On a few occasions her friends would visit and sit with her. They supported the idea of her coming back to the day centre, a social club for elderly South Asian people, before the traditional days of mourning were up. She needed the company they argued, and they assured her that they were guarding her chair to make sure no one else sat in it. They understood that eventually life would take over and we would sink back into our own respective normality. My grandmother would be the one left with the biggest gaping hole because, after 60 years of marriage, normality without my grandfather did not exist.
“Without the right words, I found myself waking up before she did at the crack of dawn, bringing her tea, laying on the couch beside her, combing her hair, and preparing meals to ensure that she ate. I showed her love in the same way that she did to my sisters and I once upon a time when we were children. Without words.”
Traditionally widows are supposed to wear white but my grandfather had said he did not want this for my grandmother. I watched as these women discussed my grandma’s concerns about following his wishes. They supported, defended, and comforted her. I mapped their dynamic against my own relationship with my friends.

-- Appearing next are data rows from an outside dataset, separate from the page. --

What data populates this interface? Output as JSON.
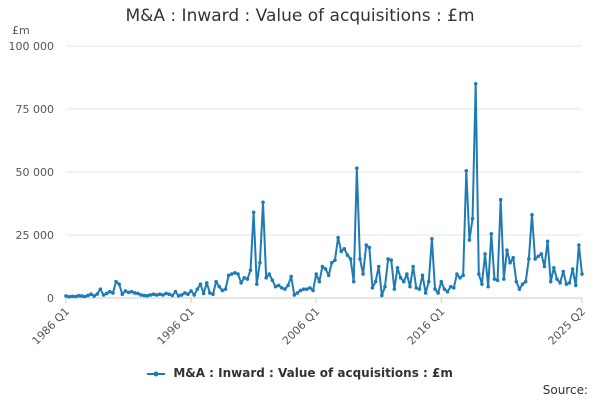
{
  "title": "M&A : Inward : Value of acquisitions : £m",
  "unit_label": "£m",
  "source_label": "Source:",
  "legend": {
    "label": "M&A : Inward : Value of acquisitions : £m",
    "color": "#1f7bb6"
  },
  "chart_data": {
    "type": "line",
    "title": "M&A : Inward : Value of acquisitions : £m",
    "xlabel": "",
    "ylabel": "£m",
    "ylim": [
      0,
      100000
    ],
    "yticks": [
      0,
      25000,
      50000,
      75000,
      100000
    ],
    "ytick_labels": [
      "0",
      "25 000",
      "50 000",
      "75 000",
      "100 000"
    ],
    "xtick_labels": [
      "1986 Q1",
      "1996 Q1",
      "2006 Q1",
      "2016 Q1",
      "2025 Q2"
    ],
    "x_start": "1986 Q1",
    "x_end": "2025 Q2",
    "grid": true,
    "series": [
      {
        "name": "M&A : Inward : Value of acquisitions : £m",
        "color": "#1f7bb6",
        "values": [
          800,
          500,
          700,
          600,
          900,
          800,
          600,
          1000,
          1500,
          800,
          1600,
          3500,
          1200,
          1800,
          2500,
          2000,
          6500,
          5500,
          1500,
          2800,
          2200,
          2500,
          2000,
          1800,
          1200,
          1000,
          900,
          1200,
          1500,
          1200,
          1500,
          1200,
          1800,
          1500,
          1000,
          2500,
          900,
          1200,
          2000,
          1500,
          2800,
          1200,
          3500,
          5500,
          1800,
          6000,
          2000,
          1500,
          6500,
          4500,
          3000,
          3500,
          9000,
          9500,
          10000,
          9500,
          6000,
          8000,
          7500,
          11000,
          34000,
          5500,
          14000,
          38000,
          8000,
          9500,
          7000,
          4500,
          5000,
          4000,
          3500,
          5000,
          8500,
          1200,
          2000,
          3000,
          3500,
          3500,
          4000,
          3000,
          9500,
          6500,
          12500,
          11500,
          9000,
          14000,
          15000,
          24000,
          18500,
          19500,
          17000,
          15500,
          6500,
          51500,
          15500,
          9500,
          21000,
          20000,
          4000,
          6500,
          12500,
          1000,
          4500,
          15500,
          15000,
          3500,
          12000,
          8000,
          6500,
          9500,
          4500,
          12500,
          4000,
          3500,
          9000,
          2000,
          6500,
          23500,
          3500,
          2000,
          6500,
          3500,
          2500,
          4500,
          4000,
          9500,
          8000,
          9000,
          50500,
          23000,
          31500,
          85000,
          9500,
          5500,
          17500,
          4500,
          25500,
          7500,
          7000,
          39000,
          7500,
          19000,
          14000,
          16000,
          6500,
          3500,
          5500,
          6500,
          15500,
          33000,
          15500,
          16500,
          17500,
          12500,
          22500,
          6500,
          12000,
          7500,
          6000,
          10500,
          5500,
          6000,
          11500,
          5000,
          21000,
          9500
        ]
      }
    ]
  }
}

Without realizing, I had taken it for granted that my grandparents just existed through the lens that I knew them but it dawned on me that they had conversations about this. They knew this day would come. They were parents before they were grandparents. They were a couple before they were parents. She was a young woman before she was a wife.
The night before the funeral I spent some time looking through the old photo albums that I had only ever considered a part of the décor and acknowledged from afar. I pulled them out and I was confronted with photos of their lives before I existed. Time felt like it sped up as I turned the pages and saw my grandfather posing exactly as my dad does now. My grandmother in western clothing, on holiday, with young children. It seems ridiculous now to think that I have only ever imagined her as she is now and that I had never taken the time to consider that she wasn’t elderly when she got married and started a new life in the UK.

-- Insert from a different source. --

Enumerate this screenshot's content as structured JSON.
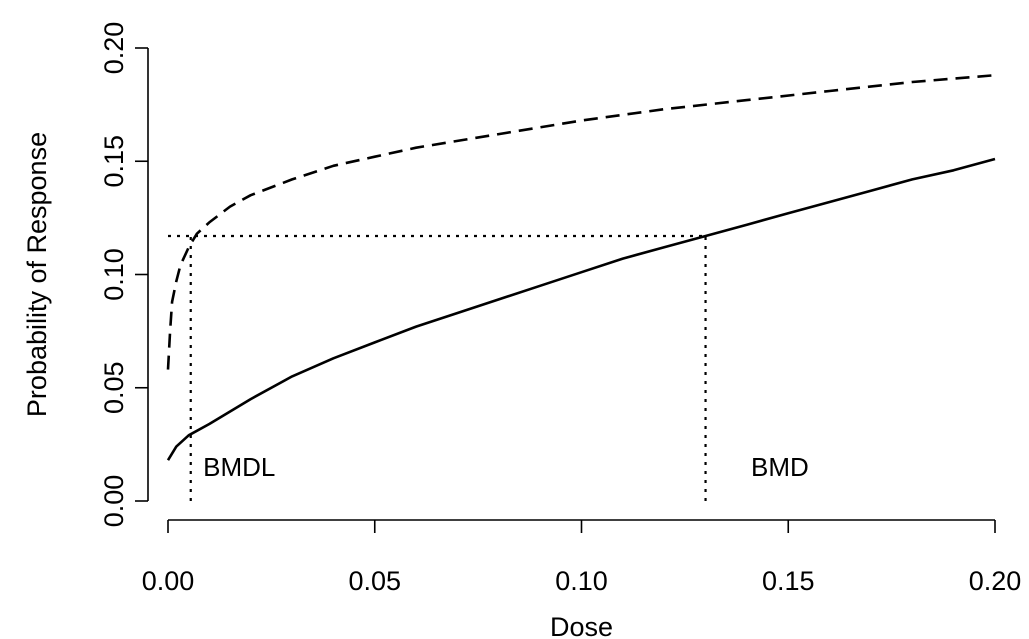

After the funeral when everyone returned to work and my family flew back to the U.S., I stayed with my grandma for a week to keep her company in a now empty house. I wanted to talk to her, to laugh with her, to comfort her, and talk through her feelings.

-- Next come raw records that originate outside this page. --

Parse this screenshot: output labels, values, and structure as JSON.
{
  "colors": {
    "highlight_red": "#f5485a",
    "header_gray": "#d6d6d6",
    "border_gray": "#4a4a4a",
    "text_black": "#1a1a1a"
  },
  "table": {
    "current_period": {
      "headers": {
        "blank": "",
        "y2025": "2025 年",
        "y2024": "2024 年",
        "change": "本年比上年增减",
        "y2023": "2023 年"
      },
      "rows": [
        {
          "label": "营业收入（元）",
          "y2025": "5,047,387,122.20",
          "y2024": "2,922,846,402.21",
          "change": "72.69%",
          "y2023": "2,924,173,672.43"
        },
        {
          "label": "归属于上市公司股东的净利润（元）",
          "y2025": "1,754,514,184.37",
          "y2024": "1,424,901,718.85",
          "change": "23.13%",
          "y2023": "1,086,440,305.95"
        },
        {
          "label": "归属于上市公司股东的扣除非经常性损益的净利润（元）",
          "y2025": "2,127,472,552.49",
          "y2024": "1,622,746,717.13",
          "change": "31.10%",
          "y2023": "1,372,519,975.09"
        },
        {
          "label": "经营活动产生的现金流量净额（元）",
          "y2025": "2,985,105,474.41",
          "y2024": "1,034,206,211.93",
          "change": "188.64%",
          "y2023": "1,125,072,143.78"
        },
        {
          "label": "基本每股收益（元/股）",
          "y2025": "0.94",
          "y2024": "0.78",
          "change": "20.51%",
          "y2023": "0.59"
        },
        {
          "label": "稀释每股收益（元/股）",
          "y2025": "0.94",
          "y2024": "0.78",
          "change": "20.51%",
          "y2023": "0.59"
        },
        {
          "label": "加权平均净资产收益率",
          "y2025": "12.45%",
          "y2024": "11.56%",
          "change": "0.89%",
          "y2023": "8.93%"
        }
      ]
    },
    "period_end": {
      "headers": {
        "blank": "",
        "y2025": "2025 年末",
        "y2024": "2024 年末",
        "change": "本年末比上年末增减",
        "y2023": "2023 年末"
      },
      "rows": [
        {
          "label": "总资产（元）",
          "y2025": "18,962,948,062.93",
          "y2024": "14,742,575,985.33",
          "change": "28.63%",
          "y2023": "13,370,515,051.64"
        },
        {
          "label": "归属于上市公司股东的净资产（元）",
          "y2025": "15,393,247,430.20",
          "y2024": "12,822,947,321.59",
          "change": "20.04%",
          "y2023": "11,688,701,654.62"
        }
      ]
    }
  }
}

After the first morning of being completely alone with her I would have settled to have been able to just chat awkwardly about the weather. I couldn’t talk about the news, which played in the background. I fixated on the television as if I understood what was being said, desperately trying to feel some kind of comfort from the man on the television reciting prayers I didn’t understand.
I resisted the urge to Twitter, Instagram, and Facebook my way through the week — I wanted to be present. Instead, without the right words, I found myself waking up before she did at the crack of dawn, bringing her tea, laying on the couch beside her, combing her hair, and preparing meals to ensure that she ate. I showed her love in the same way that she did to my sisters and I once upon a time when we were children. Without words.